This afternoon I was invited to tea at the Bombay Gymkhana, one of the clubs of South Mumbai where its members can sit on comfortable cane sofas,their plump cushions upholstered in floral prints and enjoy a pot of tea and toast on and watch the world go by. Especially on a rainy day while sitting on one of their verandahs.
Nothing can compare with the comfort of eating a hot toast made from a thick slice of bread generously slathered with butter that oozes out with each bite. This is a variation of the Bun Maska or a hot, buttered bun which is one of the staples of a slowly dying breed of restaurant that was popular all over Mumbai – the Irani Cafe. These cafes were characterised by their simple menus , bentwood furniture, checkered table cloths, surly waiters and notices that advised its customers not to dilly dally, waste time asking directions to any place nearby, not to comb their hair in public and other such strange instructions.

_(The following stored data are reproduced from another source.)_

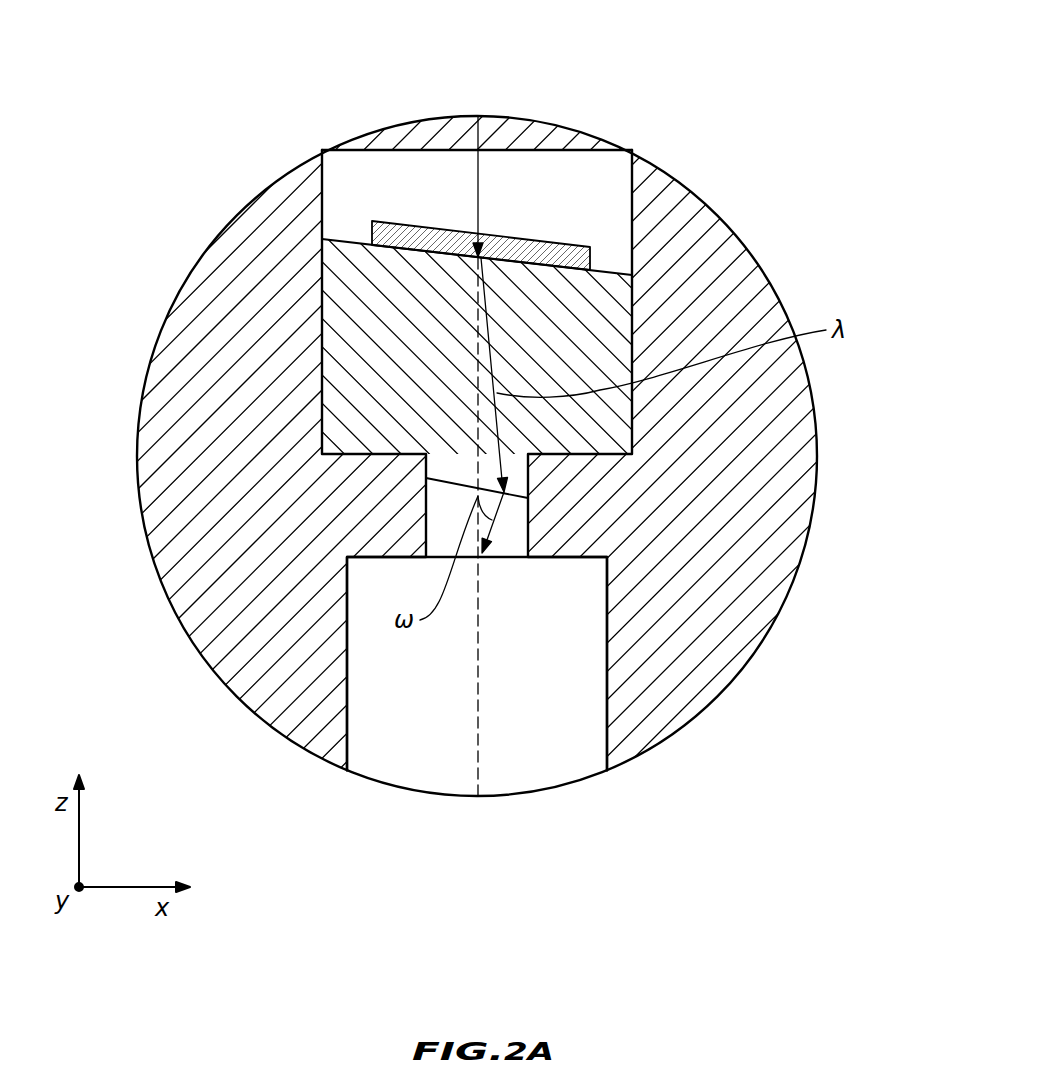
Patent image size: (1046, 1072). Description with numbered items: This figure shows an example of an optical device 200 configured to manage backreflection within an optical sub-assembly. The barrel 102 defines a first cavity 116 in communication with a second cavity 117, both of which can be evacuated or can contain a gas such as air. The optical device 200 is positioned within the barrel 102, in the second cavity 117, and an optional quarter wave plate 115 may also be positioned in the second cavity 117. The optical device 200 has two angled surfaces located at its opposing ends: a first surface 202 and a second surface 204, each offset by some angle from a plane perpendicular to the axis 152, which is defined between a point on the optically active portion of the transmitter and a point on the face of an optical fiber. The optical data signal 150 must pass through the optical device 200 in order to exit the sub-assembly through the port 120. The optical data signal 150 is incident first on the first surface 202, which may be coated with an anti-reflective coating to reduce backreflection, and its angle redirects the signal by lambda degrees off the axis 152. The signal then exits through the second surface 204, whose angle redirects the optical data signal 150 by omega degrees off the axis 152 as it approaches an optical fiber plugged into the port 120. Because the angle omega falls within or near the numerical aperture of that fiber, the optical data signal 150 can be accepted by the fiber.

The barrel 102 is at (158, 460).
The quarter wave plate 115 is at (368, 238).
The first cavity 116 is at (528, 135).
The second cavity 117 is at (587, 150).
The port 120 is at (445, 768).
The optical data signal 150 is at (480, 137).
The axis 152 is at (476, 403).
The optical device 200 is at (604, 330).
The first surface 202 is at (523, 257).
The second surface 204 is at (460, 490).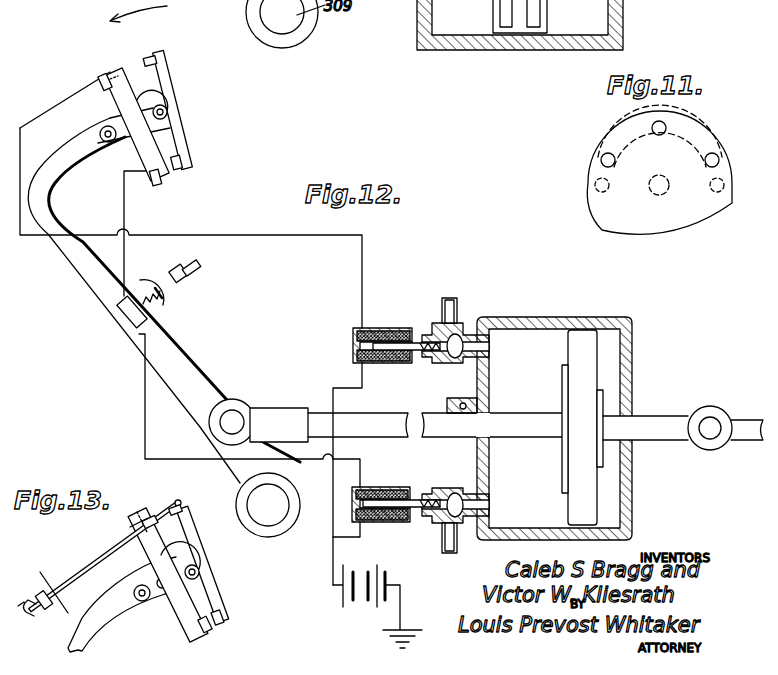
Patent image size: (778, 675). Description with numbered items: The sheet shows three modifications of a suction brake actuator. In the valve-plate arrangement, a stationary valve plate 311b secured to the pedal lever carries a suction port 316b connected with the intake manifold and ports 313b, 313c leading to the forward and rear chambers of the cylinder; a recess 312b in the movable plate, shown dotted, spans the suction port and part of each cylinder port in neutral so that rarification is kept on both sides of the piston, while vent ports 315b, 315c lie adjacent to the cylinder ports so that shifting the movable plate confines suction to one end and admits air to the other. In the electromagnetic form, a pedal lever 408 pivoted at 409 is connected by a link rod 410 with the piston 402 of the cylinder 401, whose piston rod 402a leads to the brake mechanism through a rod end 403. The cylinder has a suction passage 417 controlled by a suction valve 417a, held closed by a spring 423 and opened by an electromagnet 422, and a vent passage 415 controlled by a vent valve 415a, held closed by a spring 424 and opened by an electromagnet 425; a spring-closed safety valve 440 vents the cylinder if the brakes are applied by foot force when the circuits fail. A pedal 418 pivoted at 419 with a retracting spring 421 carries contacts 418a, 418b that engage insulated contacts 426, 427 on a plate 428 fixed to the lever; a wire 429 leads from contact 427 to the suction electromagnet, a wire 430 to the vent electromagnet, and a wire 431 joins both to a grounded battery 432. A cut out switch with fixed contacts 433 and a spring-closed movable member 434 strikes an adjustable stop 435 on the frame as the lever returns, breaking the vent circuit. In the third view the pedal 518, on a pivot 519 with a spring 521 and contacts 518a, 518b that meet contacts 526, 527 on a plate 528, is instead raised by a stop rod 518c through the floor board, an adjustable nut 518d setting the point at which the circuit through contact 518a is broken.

In FIG. 11, the stationary valve plate 311b is at (672, 223).
In FIG. 11, the recess 312b is at (577, 116).
In FIG. 11, the port 313b is at (719, 160).
In FIG. 11, the port 313c is at (601, 160).
In FIG. 11, the vent port 315b is at (723, 191).
In FIG. 11, the vent port 315c is at (598, 188).
In FIG. 11, the suction port 316b is at (667, 128).
In FIG. 12, the cylinder 401 is at (568, 317).
In FIG. 12, the piston 402 is at (588, 368).
In FIG. 12, the piston rod 402a is at (665, 437).
In FIG. 12, the rod end 403 is at (749, 443).
In FIG. 12, the pedal lever 408 is at (185, 369).
In FIG. 12, the pivot 409 is at (267, 512).
In FIG. 12, the link rod 410 is at (368, 416).
In FIG. 12, the vent passage 415 is at (457, 549).
In FIG. 12, the vent valve 415a is at (457, 461).
In FIG. 12, the suction passage 417 is at (452, 312).
In FIG. 12, the suction valve 417a is at (450, 364).
In FIG. 12, the pedal 418 is at (194, 131).
In FIG. 12, the contact 418a is at (184, 165).
In FIG. 12, the contact 418b is at (152, 55).
In FIG. 12, the pivot 419 is at (166, 110).
In FIG. 12, the retracting spring 421 is at (148, 90).
In FIG. 12, the electromagnet 422 is at (386, 328).
In FIG. 12, the spring 423 is at (433, 315).
In FIG. 12, the spring 424 is at (436, 490).
In FIG. 12, the electromagnet 425 is at (391, 523).
In FIG. 12, the contact 426 is at (177, 170).
In FIG. 12, the contact 427 is at (120, 68).
In FIG. 12, the plate 428 is at (150, 150).
In FIG. 12, the wire 429 is at (283, 239).
In FIG. 12, the wire 430 is at (147, 437).
In FIG. 12, the wire 431 is at (333, 572).
In FIG. 12, the battery 432 is at (358, 606).
In FIG. 12, the fixed contacts 433 is at (137, 296).
In FIG. 12, the movable switch member 434 is at (130, 323).
In FIG. 12, the adjustable stop 435 is at (194, 281).
In FIG. 12, the safety valve 440 is at (446, 405).
In FIG. 13, the pedal 518 is at (228, 615).
In FIG. 13, the contact 518a is at (224, 624).
In FIG. 13, the contact 518b is at (181, 502).
In FIG. 13, the pedal stop rod 518c is at (74, 576).
In FIG. 13, the adjustable nut 518d is at (40, 615).
In FIG. 13, the pivot 519 is at (199, 573).
In FIG. 13, the spring 521 is at (184, 542).
In FIG. 13, the contact 526 is at (208, 632).
In FIG. 13, the bolt 527 is at (152, 515).
In FIG. 13, the lever arm 528 is at (180, 603).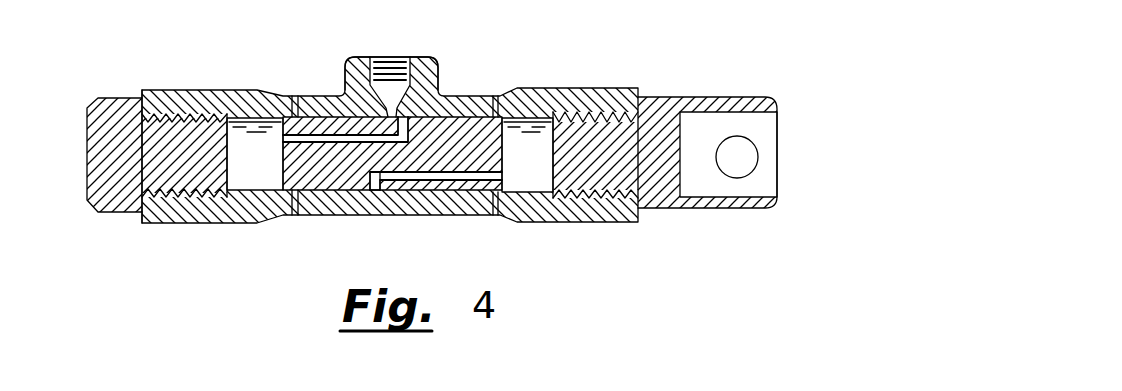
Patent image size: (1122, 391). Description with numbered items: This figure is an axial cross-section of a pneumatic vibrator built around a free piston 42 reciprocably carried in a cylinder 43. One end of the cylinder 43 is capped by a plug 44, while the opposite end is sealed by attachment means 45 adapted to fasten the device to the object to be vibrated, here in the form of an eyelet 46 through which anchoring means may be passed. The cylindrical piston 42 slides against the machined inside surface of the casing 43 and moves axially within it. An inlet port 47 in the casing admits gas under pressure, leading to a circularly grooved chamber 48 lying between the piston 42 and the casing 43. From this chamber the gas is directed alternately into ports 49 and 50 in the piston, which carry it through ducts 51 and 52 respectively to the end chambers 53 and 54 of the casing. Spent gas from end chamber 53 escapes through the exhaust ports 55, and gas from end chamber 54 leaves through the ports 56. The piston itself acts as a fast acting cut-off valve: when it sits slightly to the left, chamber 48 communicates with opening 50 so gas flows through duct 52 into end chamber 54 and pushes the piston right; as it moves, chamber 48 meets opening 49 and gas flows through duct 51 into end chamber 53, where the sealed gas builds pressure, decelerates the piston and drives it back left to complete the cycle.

The free piston 42 is at (459, 138).
The cylinder 43 is at (527, 106).
The plug 44 is at (142, 192).
The sealing means 45 is at (660, 112).
The eyelet 46 is at (721, 182).
The inlet port 47 is at (394, 62).
The circularly grooved chamber 48 is at (390, 192).
The port 49 is at (373, 186).
The port 50 is at (404, 112).
The duct 51 is at (452, 178).
The duct 52 is at (333, 134).
The end chamber 53 is at (534, 172).
The end chamber 54 is at (269, 128).
The exhaust ports 55 is at (497, 98).
The ports 56 is at (293, 97).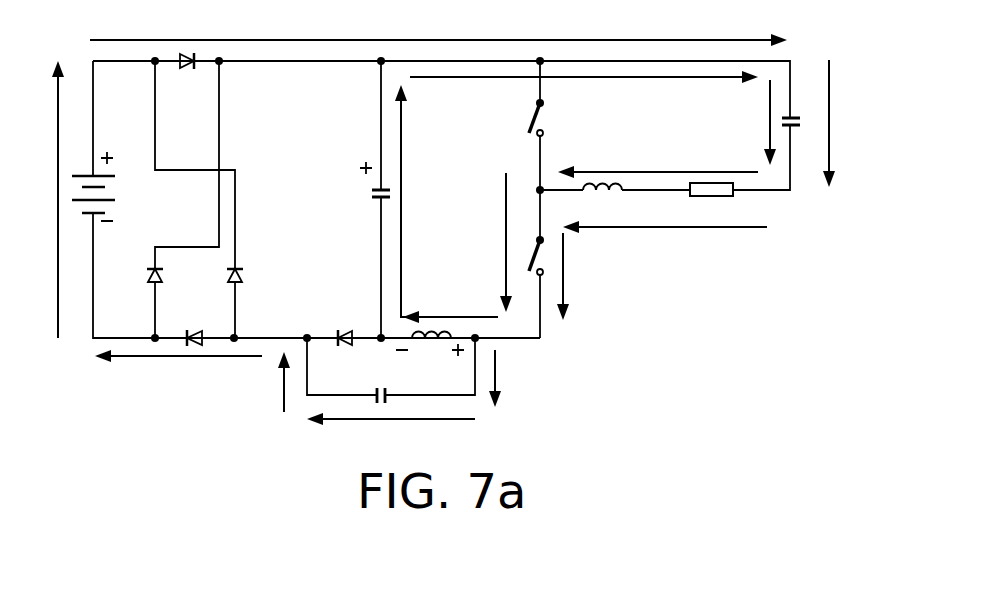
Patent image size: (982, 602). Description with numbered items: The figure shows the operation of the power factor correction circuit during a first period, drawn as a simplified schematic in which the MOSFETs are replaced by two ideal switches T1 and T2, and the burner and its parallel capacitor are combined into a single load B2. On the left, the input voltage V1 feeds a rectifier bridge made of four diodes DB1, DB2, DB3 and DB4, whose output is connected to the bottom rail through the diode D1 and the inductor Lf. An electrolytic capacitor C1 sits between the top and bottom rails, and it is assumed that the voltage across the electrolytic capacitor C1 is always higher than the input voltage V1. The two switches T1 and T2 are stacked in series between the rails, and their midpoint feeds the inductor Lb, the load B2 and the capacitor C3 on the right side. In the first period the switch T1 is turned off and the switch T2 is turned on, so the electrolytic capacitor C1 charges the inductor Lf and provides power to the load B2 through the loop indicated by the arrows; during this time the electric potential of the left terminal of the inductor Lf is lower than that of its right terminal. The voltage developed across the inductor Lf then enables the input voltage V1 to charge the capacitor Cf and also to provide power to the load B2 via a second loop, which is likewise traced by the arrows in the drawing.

The bridge rectifier diode DB1 is at (192, 75).
The bridge rectifier diode DB2 is at (198, 325).
The bridge rectifier diode DB3 is at (257, 276).
The bridge rectifier diode DB4 is at (134, 276).
The input voltage V1 is at (108, 186).
The electrolytic capacitor C1 is at (367, 183).
The switch T1 is at (523, 117).
The switch T2 is at (526, 255).
The inductor Lb is at (602, 201).
The load B2 is at (711, 204).
The capacitor C3 is at (802, 108).
The diode D1 is at (346, 351).
The inductor Lf is at (430, 349).
The capacitor Cf is at (378, 383).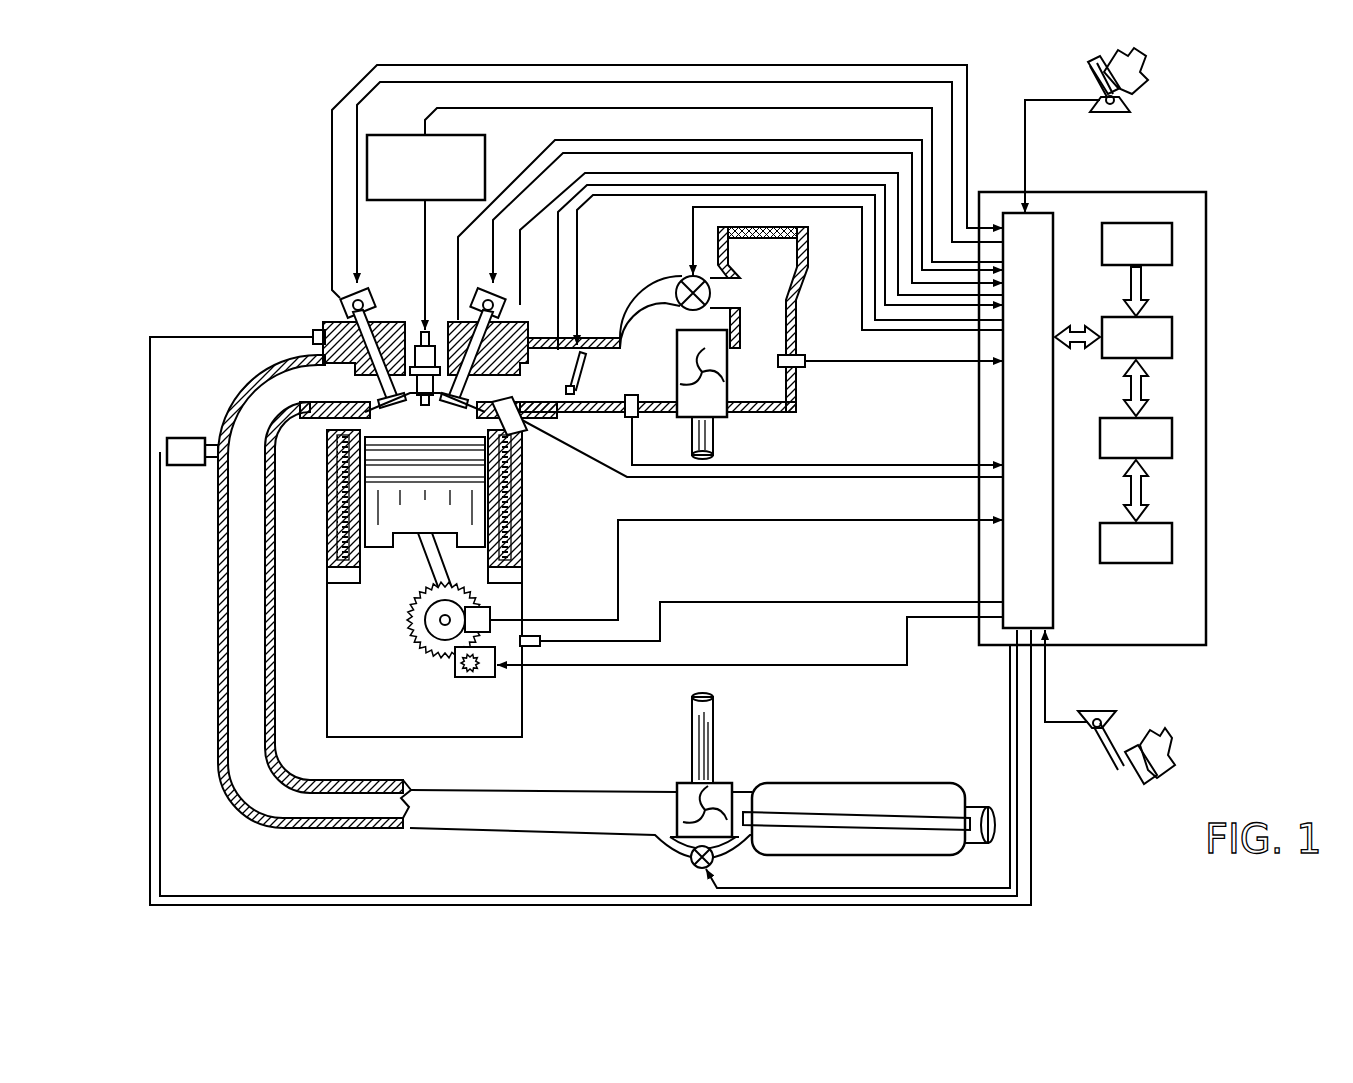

The Bun Maska is meant to be dipped into a steaming hot cup of tea and is the perfect way to start a morning.
The toast that we had on the upper verandah was crisp and crunchy, toasted just right but was without a speck of butter! But despite the fact that it had no butter, it was tasty and perfect with a hot cup of tea. Could it be because it bore the unmistakable taste of the Irani Bakery nearby that baked the bread that it was made from?